While members of the Class of 1999 say that nervousness over Y2K — the global panic over expected computer errors once calendars rolled over to the new millennium — and excitement over a new millennium did not predominantly feature during their time at Harvard, their senior year and lives immediately afterward were shaped by trends that continue through today — including the introduction of modern-day technology. The Crimson would launch the first edition of its website in the fall of 1998.
“Freshman year, we used the Yahoo directory to navigate the web,” said Adam R. Kovacevich ’99. “Gradually, people started using Alta Vista as our first search engine, and then I think we became aware of Google, really, near the end of our time there.
Careers in tech companies, Zimmerman says, had just begun to take off as an option for the newly-minted graduates.
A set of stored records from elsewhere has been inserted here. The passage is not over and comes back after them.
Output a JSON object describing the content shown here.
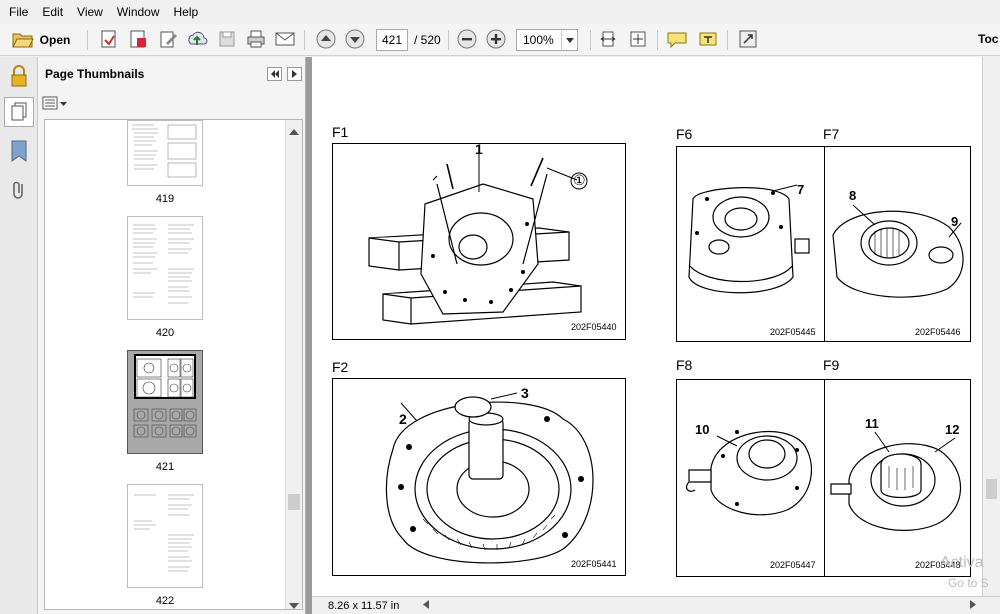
{
  "menu": [
    "File",
    "Edit",
    "View",
    "Window",
    "Help"
  ],
  "toolbar": {
    "open_label": "Open",
    "page_current": "421",
    "page_total": "/ 520",
    "zoom": "100%",
    "tools_label": "Toc"
  },
  "thumbnails": {
    "title": "Page Thumbnails",
    "pages": [
      "419",
      "420",
      "421",
      "422"
    ],
    "selected": "421"
  },
  "document": {
    "figures": [
      {
        "label": "F1",
        "callouts": [
          "1",
          "①"
        ],
        "code": "202F05440"
      },
      {
        "label": "F2",
        "callouts": [
          "2",
          "3"
        ],
        "code": "202F05441"
      },
      {
        "label": "F6",
        "callouts": [
          "7"
        ],
        "code": "202F05445"
      },
      {
        "label": "F7",
        "callouts": [
          "8",
          "9"
        ],
        "code": "202F05446"
      },
      {
        "label": "F8",
        "callouts": [
          "10"
        ],
        "code": "202F05447"
      },
      {
        "label": "F9",
        "callouts": [
          "11",
          "12"
        ],
        "code": "202F05448"
      }
    ]
  },
  "status": {
    "page_size": "8.26 x 11.57 in"
  },
  "watermark": {
    "line1": "Activa",
    "line2": "Go to S"
  },
  "icons": [
    "folder-open-icon",
    "create-pdf-icon",
    "document-icon",
    "edit-icon",
    "upload-icon",
    "save-icon",
    "print-icon",
    "email-icon",
    "page-up-icon",
    "page-down-icon",
    "zoom-out-icon",
    "zoom-in-icon",
    "fit-page-icon",
    "fit-width-icon",
    "comment-icon",
    "highlight-icon",
    "expand-icon",
    "lock-icon",
    "pages-icon",
    "bookmark-icon",
    "paperclip-icon"
  ]
}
“It was one of those careers that your parents wouldn’t really understand what it was you were doing,” she said.
“By the time we graduated from school, the internet had taken over everything,” Zimmerman said. “You could buy things on the internet. We were well on our way to doing what you can do now — minus the smartphones — and it was a massive dislocation.”
In just four years, the Class of 1999 witnessed huge changes in the way that people interacted with the internet — including the introduction of e-mail, which rapidly spread after it arrived at Harvard in 1994, just one year before the Class of 1999.
“My first email was a Harvard email on a Pine server — like black screen, green text. I didn't know anything about etiquette of email and that kind of communication using the web,” said Nicole L. “Nikki” DeBlosi ’99 said.
Technology also spread to other corners of the University, including the library system.
“Widener was still using card catalogs, and was just moving over to digitizing everything,” DeBlosi said.”
The increased usage of technology at Harvard followed the wider technological boom throughout the country, leading to more graduates pursuing jobs in technology after college. Despite that, tech recruiting still took place on a much smaller scale than contemporary recruiting.
“There were not a lot,” Kovacevich said of students pursuing careers in the tech industry. “Microsoft was the most prominent company recruiting people out of college into tech jobs, and there were a couple of people I remember who went to work for Microsoft.”
As the year 2000 approached, the national conversation about Y2K began to dominate as members of the class started their lives after college.
“There was a lot of frantic coverage in the time before the rollover, so this was right after we had started working,” Zimmerman said. “There was a lot of questions about, ‘Would the world just sort of turn off when we rolled over from ’99 to 2000?’”
“But of course, it did not,” she added. “It turned out that everything was fine.”
“I think it was a real concern,” DeBlosi said. “The way that I felt about it was like, ‘I already don't know how this computer works. I’m here reading literature and analyzing pop culture, and probably someone will take care of it, and it will be fine.’”
But for Kovacevich, it was not a major concern while the class was still at Harvard.
“I don’t remember it coming up at all,” he said.